Figure 3.

Detailed analysis of calbindin transgenic mice. (A) Confocal image of a stained section of cerebellum. The Purkinje cells express high levels of GFP–TTC (arrow) and are double-labeled with an antibody to β-gal (red) that, as a stationary marker, identifies the cell where GFP–TTC protein is produced. Transfer of GFP–TTC can be visualized to cerebellar granule cells, the small ovoid neurons with dark nuclei lying below the Purkinje cells in their characteristic internal granular layer of the cerebellum, see F. Individual GFP positive granule cells are marked by arrowheads. (Scale bar, 20 μm.) (B) Transfer of GFP from a double-labeled Purkinje cell to an adjacent, strongly labeled basket cell, arrowhead. The putative site of synaptic contact between the two cells is marked by an arrow.
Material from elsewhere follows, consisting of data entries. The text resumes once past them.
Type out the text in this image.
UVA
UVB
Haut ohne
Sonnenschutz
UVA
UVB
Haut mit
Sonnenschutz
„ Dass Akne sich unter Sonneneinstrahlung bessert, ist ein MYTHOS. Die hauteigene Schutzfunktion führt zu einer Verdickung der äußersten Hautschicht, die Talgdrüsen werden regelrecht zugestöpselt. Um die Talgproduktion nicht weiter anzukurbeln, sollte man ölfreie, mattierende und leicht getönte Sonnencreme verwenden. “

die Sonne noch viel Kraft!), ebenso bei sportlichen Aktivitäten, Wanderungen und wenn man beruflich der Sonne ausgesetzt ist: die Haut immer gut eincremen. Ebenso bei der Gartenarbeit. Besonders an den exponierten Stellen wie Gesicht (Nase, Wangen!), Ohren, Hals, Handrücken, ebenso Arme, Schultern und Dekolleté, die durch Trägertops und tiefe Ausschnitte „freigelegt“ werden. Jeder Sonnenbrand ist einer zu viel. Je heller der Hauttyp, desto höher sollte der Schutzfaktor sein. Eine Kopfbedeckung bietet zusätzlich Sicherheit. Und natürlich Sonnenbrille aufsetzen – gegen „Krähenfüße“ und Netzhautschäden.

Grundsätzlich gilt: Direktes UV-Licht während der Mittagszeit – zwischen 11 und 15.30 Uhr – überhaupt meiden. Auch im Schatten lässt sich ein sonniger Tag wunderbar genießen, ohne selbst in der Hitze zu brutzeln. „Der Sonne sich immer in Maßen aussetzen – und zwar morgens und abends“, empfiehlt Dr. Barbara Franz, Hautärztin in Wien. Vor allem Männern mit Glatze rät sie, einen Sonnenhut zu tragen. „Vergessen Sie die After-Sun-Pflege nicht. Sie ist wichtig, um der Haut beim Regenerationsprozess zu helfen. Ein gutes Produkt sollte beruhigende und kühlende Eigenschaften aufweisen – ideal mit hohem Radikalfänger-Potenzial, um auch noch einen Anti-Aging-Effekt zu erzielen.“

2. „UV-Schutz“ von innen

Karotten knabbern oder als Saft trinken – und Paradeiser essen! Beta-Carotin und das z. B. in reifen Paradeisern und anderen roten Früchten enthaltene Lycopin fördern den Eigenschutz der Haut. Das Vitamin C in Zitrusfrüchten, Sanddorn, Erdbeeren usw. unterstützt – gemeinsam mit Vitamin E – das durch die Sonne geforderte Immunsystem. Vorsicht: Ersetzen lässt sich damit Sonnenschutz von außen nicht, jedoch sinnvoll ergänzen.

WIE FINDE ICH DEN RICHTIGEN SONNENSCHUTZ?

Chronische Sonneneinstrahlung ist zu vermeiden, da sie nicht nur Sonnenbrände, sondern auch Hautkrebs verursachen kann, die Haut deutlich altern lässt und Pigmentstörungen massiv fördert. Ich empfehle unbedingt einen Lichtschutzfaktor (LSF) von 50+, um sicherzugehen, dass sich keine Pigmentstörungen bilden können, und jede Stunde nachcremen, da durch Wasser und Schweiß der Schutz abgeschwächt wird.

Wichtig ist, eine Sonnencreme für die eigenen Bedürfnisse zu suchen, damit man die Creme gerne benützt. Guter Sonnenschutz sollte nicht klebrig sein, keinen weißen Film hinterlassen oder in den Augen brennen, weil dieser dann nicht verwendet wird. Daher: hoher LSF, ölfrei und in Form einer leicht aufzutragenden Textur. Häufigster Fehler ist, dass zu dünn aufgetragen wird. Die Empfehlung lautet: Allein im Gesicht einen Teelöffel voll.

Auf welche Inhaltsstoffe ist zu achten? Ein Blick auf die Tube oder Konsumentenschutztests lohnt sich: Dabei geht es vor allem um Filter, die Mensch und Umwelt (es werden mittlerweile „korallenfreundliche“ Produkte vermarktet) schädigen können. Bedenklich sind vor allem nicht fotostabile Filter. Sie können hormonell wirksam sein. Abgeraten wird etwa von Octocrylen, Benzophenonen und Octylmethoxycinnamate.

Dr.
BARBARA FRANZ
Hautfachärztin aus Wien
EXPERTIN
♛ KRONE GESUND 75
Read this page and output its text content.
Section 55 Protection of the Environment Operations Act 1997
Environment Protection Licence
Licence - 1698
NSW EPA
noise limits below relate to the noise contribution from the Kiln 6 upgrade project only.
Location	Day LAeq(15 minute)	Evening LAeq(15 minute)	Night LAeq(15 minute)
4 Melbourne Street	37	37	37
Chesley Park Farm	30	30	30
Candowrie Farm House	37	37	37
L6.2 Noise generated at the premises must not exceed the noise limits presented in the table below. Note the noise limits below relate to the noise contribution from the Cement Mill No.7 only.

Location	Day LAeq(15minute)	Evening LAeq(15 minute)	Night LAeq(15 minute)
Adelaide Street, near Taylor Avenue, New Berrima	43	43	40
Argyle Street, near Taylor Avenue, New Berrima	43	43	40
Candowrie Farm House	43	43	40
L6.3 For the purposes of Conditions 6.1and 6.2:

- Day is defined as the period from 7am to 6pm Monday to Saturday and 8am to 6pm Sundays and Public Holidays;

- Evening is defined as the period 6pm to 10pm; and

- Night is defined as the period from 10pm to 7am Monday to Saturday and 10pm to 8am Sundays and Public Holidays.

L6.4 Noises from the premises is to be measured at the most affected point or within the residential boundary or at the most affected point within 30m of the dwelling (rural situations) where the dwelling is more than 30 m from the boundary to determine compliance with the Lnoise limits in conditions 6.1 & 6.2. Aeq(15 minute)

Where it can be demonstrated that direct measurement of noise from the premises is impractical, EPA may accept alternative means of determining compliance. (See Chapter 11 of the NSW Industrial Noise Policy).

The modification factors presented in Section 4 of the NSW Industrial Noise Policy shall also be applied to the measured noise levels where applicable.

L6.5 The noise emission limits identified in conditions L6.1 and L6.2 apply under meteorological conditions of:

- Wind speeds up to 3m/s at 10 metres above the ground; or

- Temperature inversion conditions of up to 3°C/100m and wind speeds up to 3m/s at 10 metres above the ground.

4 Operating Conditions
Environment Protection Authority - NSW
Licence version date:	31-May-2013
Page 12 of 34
Analysis was as in A. (Scale bar, 20 μm.) (C) Confocal analysis of a cerebellar Golgi neuron labeled with GFP. It is identified by its location and specific morphology. Note the absence of β-gal in the nucleus, arrow. Analysis as in A. (Scale bar, 20 μm.) (D) In situ hybridization (16) with a riboprobe complementary to GFP. Only the Purkinje cells are labeled. The Purkinje cell layer is outlined by arrowheads. Note the absence of signal elsewhere. (Scale bar, 200 μm.) (E) A section of brainstem analyzed as in Fig. 2C. Strong signal is detectable in the inferior olive, outlined by arrowheads, a major source of afferents to cerebellar Purkinje cells, see Fig. 3F. (Scale bar, 100 μm.) Asterisk marks basilar artery. (F) A scheme summarizing the retrograde transsynaptic transfer in the cerebellar system (modified from ref. 23), with an indication of the different cerebellar cell layers on the right, i.e., Molecular layer, Purkinje cell layer, and granular layer.